On opportunities for actresses: Dunham’s Girls co-star Adam Driver made headlines recently for his rumored casting in the next Star Wars movie, which follows what she calls “a bang-up year in movies, which could not be more deserved, because he’s a ferocious genius… But the girls are still waiting patiently for parts that are going to honor their intelligence and their ability. The world is ready to see Adam as a million different men, playing good guys and bad guys and sweet guys and scary guys… but it’s not ready to see Allison Williams or Zosia Mamet or Jemima Kirke stretch their legs in the same variety of diverse roles… This is not a knock on Adam’s talent, which is utterly boundless, and he’s exactly the actor who should be doing all of this. It’s a knock on a world where women are typecast, and men can play villains, lotharios, and nerds in one calendar year. And something has to change. And I’m trying.”

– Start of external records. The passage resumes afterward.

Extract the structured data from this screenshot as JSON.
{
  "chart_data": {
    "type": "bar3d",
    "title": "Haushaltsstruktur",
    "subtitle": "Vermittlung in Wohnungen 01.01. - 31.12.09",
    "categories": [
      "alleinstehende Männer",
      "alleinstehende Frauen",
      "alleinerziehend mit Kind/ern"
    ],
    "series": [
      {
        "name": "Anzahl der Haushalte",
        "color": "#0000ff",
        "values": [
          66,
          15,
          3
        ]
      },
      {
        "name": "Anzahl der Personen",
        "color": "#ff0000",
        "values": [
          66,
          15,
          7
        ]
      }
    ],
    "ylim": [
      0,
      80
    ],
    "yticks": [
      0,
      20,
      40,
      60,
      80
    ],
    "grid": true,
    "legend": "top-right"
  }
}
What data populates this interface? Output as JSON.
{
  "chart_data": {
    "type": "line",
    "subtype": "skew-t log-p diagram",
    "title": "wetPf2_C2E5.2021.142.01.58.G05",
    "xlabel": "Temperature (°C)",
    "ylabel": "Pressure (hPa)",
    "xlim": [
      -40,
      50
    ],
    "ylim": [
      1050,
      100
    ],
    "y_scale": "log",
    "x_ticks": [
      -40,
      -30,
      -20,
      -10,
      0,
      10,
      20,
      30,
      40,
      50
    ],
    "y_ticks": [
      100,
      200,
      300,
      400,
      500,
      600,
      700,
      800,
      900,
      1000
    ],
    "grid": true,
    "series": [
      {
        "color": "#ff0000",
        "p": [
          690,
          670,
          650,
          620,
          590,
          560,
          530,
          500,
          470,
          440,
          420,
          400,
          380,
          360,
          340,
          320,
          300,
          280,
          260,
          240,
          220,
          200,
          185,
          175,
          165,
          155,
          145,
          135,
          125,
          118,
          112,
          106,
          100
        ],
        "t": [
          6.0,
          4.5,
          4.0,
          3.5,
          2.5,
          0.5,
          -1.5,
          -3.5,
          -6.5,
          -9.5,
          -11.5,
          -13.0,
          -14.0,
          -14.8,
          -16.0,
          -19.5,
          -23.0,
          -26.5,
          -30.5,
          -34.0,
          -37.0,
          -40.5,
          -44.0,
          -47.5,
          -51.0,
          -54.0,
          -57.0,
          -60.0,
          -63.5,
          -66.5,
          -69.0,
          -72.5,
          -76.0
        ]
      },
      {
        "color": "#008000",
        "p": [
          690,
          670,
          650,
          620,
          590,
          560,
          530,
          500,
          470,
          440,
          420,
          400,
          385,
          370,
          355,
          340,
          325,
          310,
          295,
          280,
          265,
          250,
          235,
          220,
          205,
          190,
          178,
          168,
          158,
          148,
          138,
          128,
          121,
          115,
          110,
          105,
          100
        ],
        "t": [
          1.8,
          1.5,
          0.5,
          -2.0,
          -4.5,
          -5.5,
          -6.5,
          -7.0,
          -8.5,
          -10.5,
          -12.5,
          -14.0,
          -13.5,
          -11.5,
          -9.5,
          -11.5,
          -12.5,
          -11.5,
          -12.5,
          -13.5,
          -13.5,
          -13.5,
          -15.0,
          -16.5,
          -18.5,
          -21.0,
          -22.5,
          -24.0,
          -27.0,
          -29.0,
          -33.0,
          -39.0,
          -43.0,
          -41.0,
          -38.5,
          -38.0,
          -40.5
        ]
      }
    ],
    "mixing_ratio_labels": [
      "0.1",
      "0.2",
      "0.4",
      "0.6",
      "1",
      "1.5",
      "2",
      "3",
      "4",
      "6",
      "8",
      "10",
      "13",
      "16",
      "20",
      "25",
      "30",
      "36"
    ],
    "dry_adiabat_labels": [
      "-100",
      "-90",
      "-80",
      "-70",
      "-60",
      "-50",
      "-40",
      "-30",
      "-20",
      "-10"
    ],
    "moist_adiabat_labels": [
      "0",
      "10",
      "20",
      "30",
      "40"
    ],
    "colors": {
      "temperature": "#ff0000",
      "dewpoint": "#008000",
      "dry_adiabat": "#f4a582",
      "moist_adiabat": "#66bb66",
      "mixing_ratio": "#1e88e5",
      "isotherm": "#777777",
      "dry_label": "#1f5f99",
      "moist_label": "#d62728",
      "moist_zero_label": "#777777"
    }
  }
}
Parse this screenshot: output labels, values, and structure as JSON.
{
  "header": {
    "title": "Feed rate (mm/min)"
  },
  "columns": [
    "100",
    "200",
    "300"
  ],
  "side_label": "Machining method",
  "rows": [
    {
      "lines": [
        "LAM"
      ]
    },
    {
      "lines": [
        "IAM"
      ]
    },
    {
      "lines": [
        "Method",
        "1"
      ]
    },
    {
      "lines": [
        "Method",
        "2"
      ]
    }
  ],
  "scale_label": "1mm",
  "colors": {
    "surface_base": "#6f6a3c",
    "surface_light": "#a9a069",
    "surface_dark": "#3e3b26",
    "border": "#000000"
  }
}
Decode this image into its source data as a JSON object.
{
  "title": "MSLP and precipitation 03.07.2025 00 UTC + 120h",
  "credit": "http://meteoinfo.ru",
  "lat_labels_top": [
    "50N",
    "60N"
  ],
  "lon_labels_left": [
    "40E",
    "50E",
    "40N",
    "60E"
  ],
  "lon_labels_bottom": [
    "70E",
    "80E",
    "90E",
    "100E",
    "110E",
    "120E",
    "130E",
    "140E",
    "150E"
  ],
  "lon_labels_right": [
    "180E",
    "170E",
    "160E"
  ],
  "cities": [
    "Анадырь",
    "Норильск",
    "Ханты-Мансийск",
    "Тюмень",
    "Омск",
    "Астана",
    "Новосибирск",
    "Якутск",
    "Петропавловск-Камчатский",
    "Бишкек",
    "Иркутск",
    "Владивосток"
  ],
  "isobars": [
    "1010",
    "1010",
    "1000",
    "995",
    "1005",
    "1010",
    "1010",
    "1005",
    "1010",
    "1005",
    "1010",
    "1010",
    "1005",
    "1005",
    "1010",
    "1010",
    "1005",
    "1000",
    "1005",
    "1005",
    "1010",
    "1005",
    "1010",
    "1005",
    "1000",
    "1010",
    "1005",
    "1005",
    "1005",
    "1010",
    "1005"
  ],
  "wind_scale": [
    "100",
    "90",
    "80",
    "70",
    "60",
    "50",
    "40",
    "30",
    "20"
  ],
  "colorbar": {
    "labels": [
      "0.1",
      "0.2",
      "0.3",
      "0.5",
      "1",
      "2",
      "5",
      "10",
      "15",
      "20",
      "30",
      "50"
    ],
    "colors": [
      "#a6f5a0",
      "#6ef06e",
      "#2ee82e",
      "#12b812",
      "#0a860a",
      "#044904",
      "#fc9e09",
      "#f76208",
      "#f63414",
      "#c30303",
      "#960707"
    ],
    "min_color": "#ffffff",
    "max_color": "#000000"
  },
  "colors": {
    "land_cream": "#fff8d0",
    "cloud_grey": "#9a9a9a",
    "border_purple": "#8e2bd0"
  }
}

“The best advice I can muster”: “Don’t wait around for someone else to tell your story. Do it yourself, by whatever means necessary. We live in this golden age of accessible technology: people make movies on iPhones, people get famous on Vine, which, I don’t even know what Vine is, didn’t even exist a year ago, people get book deals on Twitter, so you can go forth and conquer… I think if I’ve learned anything from my time in a writer’s room, and hearing people talk about their stories every day, it’s that all of us are total freak shows, and our lives have been unfathomably weird if you get into the details. And therefore, the personal is universal, and everybody feels like they were launched into life on a rocket, alone. So to hear other people’s stories is the most soothing thing that can happen to us… Tell the story that only you know, because it makes the world feel smaller, it draws people to you, and I think it connects you in kind of mystical ways.”